Documents
removing_columns
removing_columns
Type
External
Status
Published
Created
Mar 3, 2026
Updated
Mar 3, 2026
Source
View

Removing columns#

Removing columns before loading data into a database is a reliable method to eliminate sensitive or unnecessary fields. For example, in the given scenario, a source is created with a "country_id" column, which is then excluded from the database before loading.

Let's create a sample pipeline demonstrating the process of removing a column.

  1. Create a source function that creates dummy data as follows:

    import dlt
    
    # This function creates a dummy data source.
    @dlt.source
    def dummy_source():
        @dlt.resource(write_disposition="replace")
        def dummy_data():
            for i in range(3):
                yield {"id": i, "name": f"Jane Washington {i}", "country_code": 40 + i}
    
        return dummy_data()
    

    This function creates three columns: id, name, and country_code.

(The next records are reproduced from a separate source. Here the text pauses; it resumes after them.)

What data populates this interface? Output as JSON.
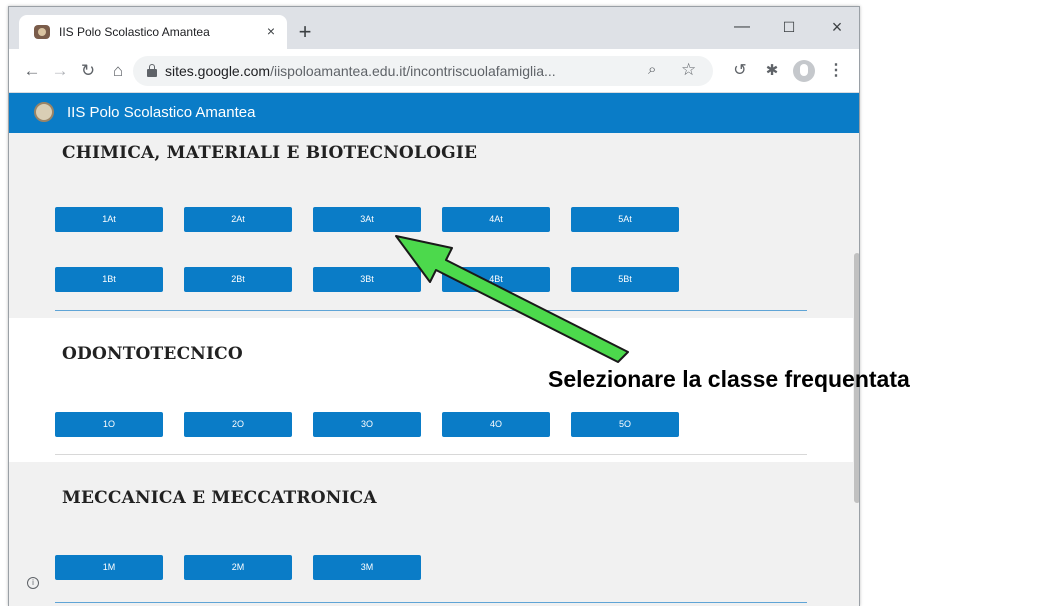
{
  "browser": {
    "tab_title": "IIS Polo Scolastico Amantea",
    "tab_close": "×",
    "new_tab": "+",
    "win_minimize": "—",
    "win_maximize": "☐",
    "win_close": "×",
    "url_host": "sites.google.com",
    "url_path": "/iispoloamantea.edu.it/incontriscuolafamiglia..."
  },
  "site": {
    "name": "IIS Polo Scolastico Amantea"
  },
  "sections": {
    "chimica": {
      "title": "CHIMICA, MATERIALI E BIOTECNOLOGIE",
      "row1": [
        "1At",
        "2At",
        "3At",
        "4At",
        "5At"
      ],
      "row2": [
        "1Bt",
        "2Bt",
        "3Bt",
        "4Bt",
        "5Bt"
      ]
    },
    "odonto": {
      "title": "ODONTOTECNICO",
      "row1": [
        "1O",
        "2O",
        "3O",
        "4O",
        "5O"
      ]
    },
    "mecc": {
      "title": "MECCANICA E MECCATRONICA",
      "row1": [
        "1M",
        "2M",
        "3M"
      ]
    }
  },
  "annotation": {
    "text": "Selezionare la classe frequentata",
    "arrow_color": "#4cd94c"
  },
  "colors": {
    "header": "#0a7cc7",
    "button": "#0a7cc7"
  }
}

  2. Next, create a function to filter out columns from the data before loading it into a database as follows:

    from typing import Dict, List, Optional
    
    def remove_columns(doc: Dict, remove_columns: Optional[List[str]] = None) -> Dict:
        if remove_columns is None:
            remove_columns = []
    
        # Iterating over the list of columns to be removed
        for column_name in remove_columns:
            # Removing the column if it exists in the document
            if column_name in doc:
                del doc[column_name]
    
        return doc
    

    doc: The document (dict) from which columns will be removed.

    remove_columns: List of column names to be removed, defaults to None.

  3. Next, declare the columns to be removed from the table, and then modify the source as follows:

    # Example columns to remove:
    remove_columns_list = ["country_code"]
    
    # Create an instance of the source so you can edit it.
    source_instance = dummy_source()
    
    # Modify this source instance's resource
    source_instance.dummy_data.add_map(
        lambda doc: remove_columns(doc, remove_columns_list)
    )
    
  4. You can optionally inspect the result:

    for row in source_instance:
        print(row)
    #{'id': 0, 'name': 'Jane Washington 0'}
    #{'id': 1, 'name': 'Jane Washington 1'}
    #{'id': 2, 'name': 'Jane Washington 2'}
    
  5. At last, create a pipeline:

    # Integrating with a dlt pipeline
    pipeline = dlt.pipeline(
        pipeline_name='example',
        destination='bigquery',
        dataset_name='filtered_data'
    )
    # Run the pipeline with the transformed source
    load_info = pipeline.run(data_source)
    print(load_info)